I fattori che sostengono l’occupazione
Negli ultimi anni l’adozione di tecnologie avanzate, tra cui l’AI, non ha quindi comportato una riduzione dell’occupazione. Al contrario, ha favorito la creazione di nuovi posti di lavoro e l’aumento delle retribuzioni nei comparti più innovativi.
“Le tecnologie di AI svolgono compiti che potrebbero, in linea di principio, sostituire le attività dei lavoratori coinvolti in attività di tipo cognitivo. Tuttavia, nell’ultimo decennio le imprese che le utilizzano hanno mostrato una maggiore espansione della forza lavoro”, si legge nel report di Bankitalia.
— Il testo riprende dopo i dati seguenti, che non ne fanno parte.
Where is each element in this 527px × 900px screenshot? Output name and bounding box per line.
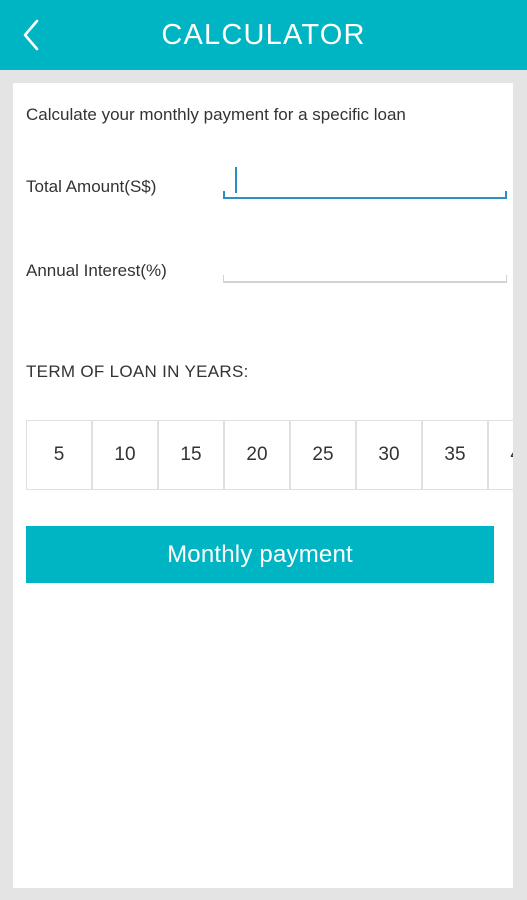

Tra i fattori che hanno sostenuto l’occupazione rientrano l’aumento dell’offerta di lavoro, la ripresa delle assunzioni, una maggiore partecipazione dei lavoratori anziani e la crescita dei servizi avanzati.
I trend occupazionali nel post-pandemia
In particolare, il comparto dei servizi informatici e del software ha contribuito per il 45% all’incremento occupazionale dei settori tecnologici, segnando la performance più positiva nel panorama post-pandemico.
Lo studio sottolinea inoltre un dato controintuitivo: non sono le imprese con i salari mediamente più alti a trainare la crescita occupazionale, bensì quelle che hanno investito in capitale e innovazione tecnologica, come appunto i servizi professionali e ICT.
Lo smartworking come leva di reclutamento
Un altro aspetto rilevante emerso dallo studio riguarda il ruolo del lavoro da remoto, che si conferma una leva strategica per superare le difficoltà di reperimento del personale, soprattutto nei settori ad alta intensità di conoscenza e tecnologia.
La possibilità di assumere personale al di fuori del contesto territoriale di riferimento consente infatti alle imprese di ampliare il bacino di candidati qualificati.
Nel complesso, il quadro delineato da Bankitalia suggerisce che l’innovazione tecnologica, lungi dal rappresentare una minaccia per il lavoro, può costituire un volano per lo sviluppo occupazionale e il miglioramento delle condizioni retributive, a patto di accompagnare i cambiamenti con adeguate politiche di formazione e adattamento delle competenze.